As an example, this section shows you how to sort the tuple below:

out_of_order = (4, 3, 7, 6, 1, 0, 2, 5)

Pass the out_of_order tuple as an argument to the sorted() method and store the returned list in a new variable.

in_order = sorted(out_of_order)

Use the print() method to view the contents of the in_order list.

print(in_order)
[0, 1, 2, 3, 4, 5, 6, 7]

The values originally contained in the out_of_order tuple have now been sorted in ascending order.

To create a list with the tuple values sorted in descending order use the following code:

in_order_descending = sorted(out_of_order, reverse=True)

Use the print() method to view the contents of the in_order_descending list.

print(in_order_descending)
[7, 6, 5, 4, 3, 2, 1, 0]

The values originally contained in the out_of_order tuple have now been sorted in descending order.

Python Tuple vs. List

Differences in Syntax

To create a list in Python, you must enclose your values using brackets ([]). Tuples, however, can be created by enclosing values with parentheses (()) or by using a comma-separated group of values. You can exclude the parentheses, but you must ensure each value is separated by a comma (,).

Tuples and lists can both store heterogeneous data types and are both ordered sequence types. This means that values for both tuples and lists can be accessed using index notation.

The example below includes a tuple and a list, respectively.
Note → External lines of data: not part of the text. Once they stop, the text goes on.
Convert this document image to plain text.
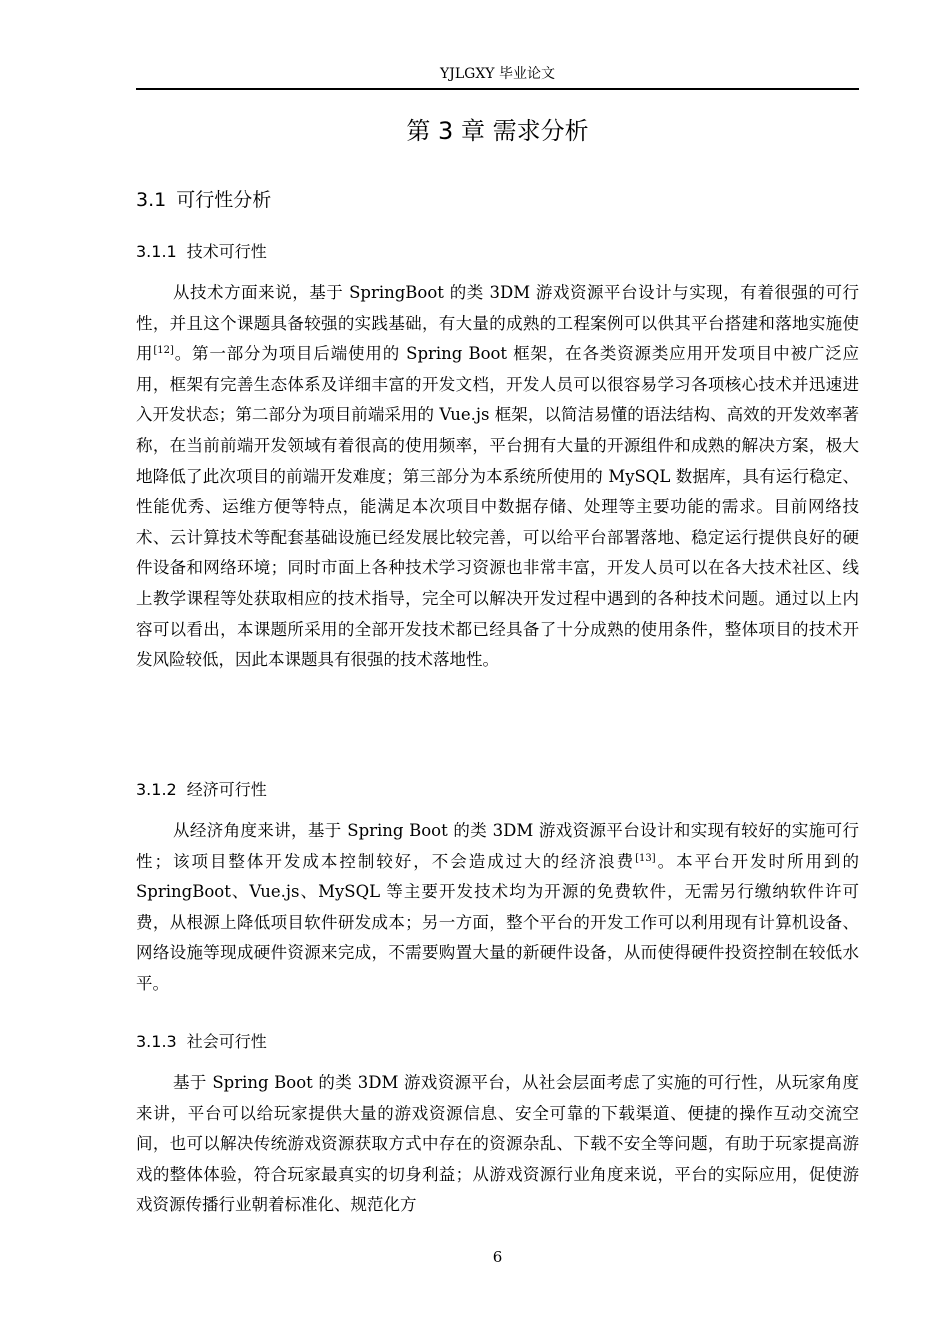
YJLGXY 毕业论文
第 3 章 需求分析
3.1 可行性分析
3.1.1 技术可行性

从技术方面来说，基于 SpringBoot 的类 3DM 游戏资源平台设计与实现，有着很强的可行性，并且这个课题具备较强的实践基础，有大量的成熟的工程案例可以供其平台搭建和落地实施使用[12]。第一部分为项目后端使用的 Spring Boot 框架，在各类资源类应用开发项目中被广泛应用，框架有完善生态体系及详细丰富的开发文档，开发人员可以很容易学习各项核心技术并迅速进入开发状态；第二部分为项目前端采用的 Vue.js 框架，以简洁易懂的语法结构、高效的开发效率著称，在当前前端开发领域有着很高的使用频率，平台拥有大量的开源组件和成熟的解决方案，极大地降低了此次项目的前端开发难度；第三部分为本系统所使用的 MySQL 数据库，具有运行稳定、性能优秀、运维方便等特点，能满足本次项目中数据存储、处理等主要功能的需求。目前网络技术、云计算技术等配套基础设施已经发展比较完善，可以给平台部署落地、稳定运行提供良好的硬件设备和网络环境；同时市面上各种技术学习资源也非常丰富，开发人员可以在各大技术社区、线上教学课程等处获取相应的技术指导，完全可以解决开发过程中遇到的各种技术问题。通过以上内容可以看出，本课题所采用的全部开发技术都已经具备了十分成熟的使用条件，整体项目的技术开发风险较低，因此本课题具有很强的技术落地性。

3.1.2 经济可行性

从经济角度来讲，基于 Spring Boot 的类 3DM 游戏资源平台设计和实现有较好的实施可行性；该项目整体开发成本控制较好，不会造成过大的经济浪费[13]。本平台开发时所用到的 SpringBoot、Vue.js、MySQL 等主要开发技术均为开源的免费软件，无需另行缴纳软件许可费，从根源上降低项目软件研发成本；另一方面，整个平台的开发工作可以利用现有计算机设备、网络设施等现成硬件资源来完成，不需要购置大量的新硬件设备，从而使得硬件投资控制在较低水平。

3.1.3 社会可行性

基于 Spring Boot 的类 3DM 游戏资源平台，从社会层面考虑了实施的可行性，从玩家角度来讲，平台可以给玩家提供大量的游戏资源信息、安全可靠的下载渠道、便捷的操作互动交流空间，也可以解决传统游戏资源获取方式中存在的资源杂乱、下载不安全等问题，有助于玩家提高游戏的整体体验，符合玩家最真实的切身利益；从游戏资源行业角度来说，平台的实际应用，促使游戏资源传播行业朝着标准化、规范化方

6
letters_tuple = ('r', 'a', 'd', 'a', 'r')
letters_list = ['r', 'a', 'd', 'a', 'r']

You an access the string in the third position of the tuple and the list using the following index notation:

print(letters_tuple[2])
d
print(letters_list[2])
d

Immutable vs. Mutable

Lists can change after they are created; programs can add items, remove items, replace items, or reorder items. A list is mutable. This is not the case for a tuple. Tuples are immutable, which means that their values cannot change after the tuple is created. If a value needs to change in a tuple, you must create a new tuple with the change or convert the tuple to a list.
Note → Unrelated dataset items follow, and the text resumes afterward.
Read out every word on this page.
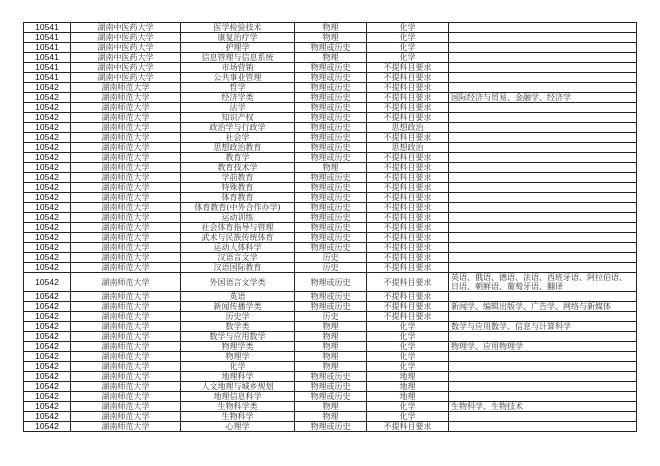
10541	湖南中医药大学	医学检验技术	物理	化学	
10541	湖南中医药大学	康复治疗学	物理	化学	
10541	湖南中医药大学	护理学	物理或历史	化学	
10541	湖南中医药大学	信息管理与信息系统	物理	化学	
10541	湖南中医药大学	市场营销	物理或历史	不提科目要求	
10541	湖南中医药大学	公共事业管理	物理或历史	不提科目要求	
10542	湖南师范大学	哲学	物理或历史	不提科目要求	
10542	湖南师范大学	经济学类	物理或历史	不提科目要求	国际经济与贸易、金融学、经济学
10542	湖南师范大学	法学	物理或历史	不提科目要求	
10542	湖南师范大学	知识产权	物理或历史	不提科目要求	
10542	湖南师范大学	政治学与行政学	物理或历史	思想政治	
10542	湖南师范大学	社会学	物理或历史	不提科目要求	
10542	湖南师范大学	思想政治教育	物理或历史	思想政治	
10542	湖南师范大学	教育学	物理或历史	不提科目要求	
10542	湖南师范大学	教育技术学	物理	不提科目要求	
10542	湖南师范大学	学前教育	物理或历史	不提科目要求	
10542	湖南师范大学	特殊教育	物理或历史	不提科目要求	
10542	湖南师范大学	体育教育	物理或历史	不提科目要求	
10542	湖南师范大学	体育教育(中外合作办学)	物理或历史	不提科目要求	
10542	湖南师范大学	运动训练	物理或历史	不提科目要求	
10542	湖南师范大学	社会体育指导与管理	物理或历史	不提科目要求	
10542	湖南师范大学	武术与民族传统体育	物理或历史	不提科目要求	
10542	湖南师范大学	运动人体科学	物理或历史	不提科目要求	
10542	湖南师范大学	汉语言文学	历史	不提科目要求	
10542	湖南师范大学	汉语国际教育	历史	不提科目要求	
10542	湖南师范大学	外国语言文学类	物理或历史	不提科目要求	英语、俄语、德语、法语、西班牙语、阿拉伯语、日语、朝鲜语、葡萄牙语、翻译
10542	湖南师范大学	英语	物理或历史	不提科目要求	
10542	湖南师范大学	新闻传播学类	物理或历史	不提科目要求	新闻学、编辑出版学、广告学、网络与新媒体
10542	湖南师范大学	历史学	历史	不提科目要求	
10542	湖南师范大学	数学类	物理	化学	数学与应用数学、信息与计算科学
10542	湖南师范大学	数学与应用数学	物理	化学	
10542	湖南师范大学	物理学类	物理	化学	物理学、应用物理学
10542	湖南师范大学	物理学	物理	化学	
10542	湖南师范大学	化学	物理	化学	
10542	湖南师范大学	地理科学	物理或历史	地理	
10542	湖南师范大学	人文地理与城乡规划	物理或历史	地理	
10542	湖南师范大学	地理信息科学	物理或历史	地理	
10542	湖南师范大学	生物科学类	物理	化学	生物科学、生物技术
10542	湖南师范大学	生物科学	物理	化学	
10542	湖南师范大学	心理学	物理或历史	不提科目要求	
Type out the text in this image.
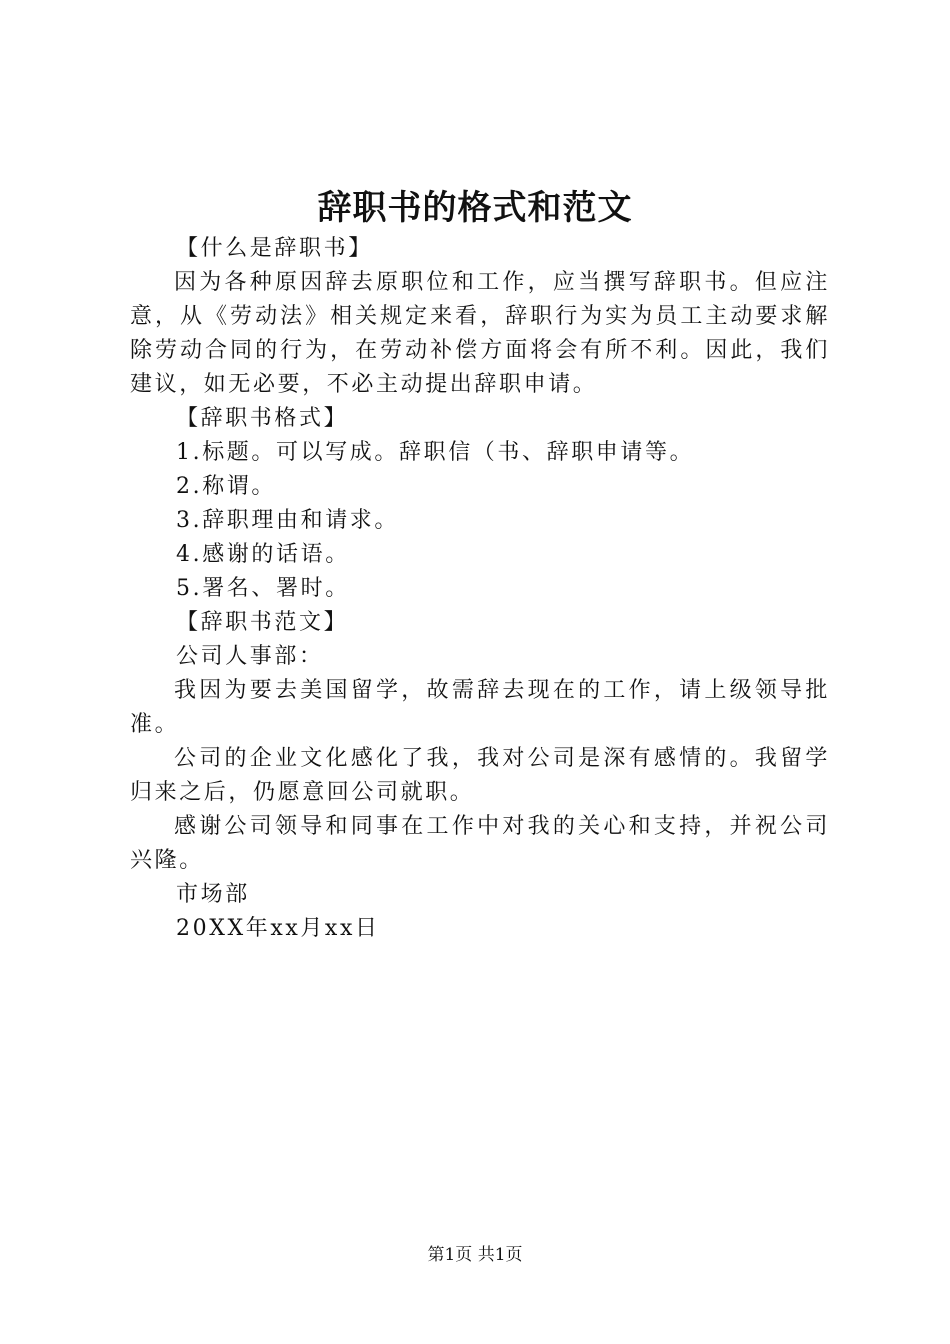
辞职书的格式和范文

【什么是辞职书】

因为各种原因辞去原职位和工作，应当撰写辞职书。但应注意，从《劳动法》相关规定来看，辞职行为实为员工主动要求解除劳动合同的行为，在劳动补偿方面将会有所不利。因此，我们建议，如无必要，不必主动提出辞职申请。

【辞职书格式】

1.标题。可以写成。辞职信（书、辞职申请等。

2.称谓。

3.辞职理由和请求。

4.感谢的话语。

5.署名、署时。

【辞职书范文】

公司人事部：

我因为要去美国留学，故需辞去现在的工作，请上级领导批准。

公司的企业文化感化了我，我对公司是深有感情的。我留学归来之后，仍愿意回公司就职。

感谢公司领导和同事在工作中对我的关心和支持，并祝公司兴隆。

市场部

20XX年xx月xx日

第1页 共1页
Use Cases for Lists and Tuples

A tuple’s immutability is convenient in cases where the values in a collection must stay the same. For example, you can represent rows of data as tuples and remain confident that each row of data remains unchanged. Tuple immutability also ensures tuple unpacking and that your Python code can track the value of each of the unpacked variables.

Tuples take up less memory than lists and instantiate faster, so in the case where speed needs to be considered, they can provide an advantage.

In cases where the collection needs regular modification, a list makes more sense. Because most programs require modification of dynamic data, it’s much more common to see lists used in Python programs.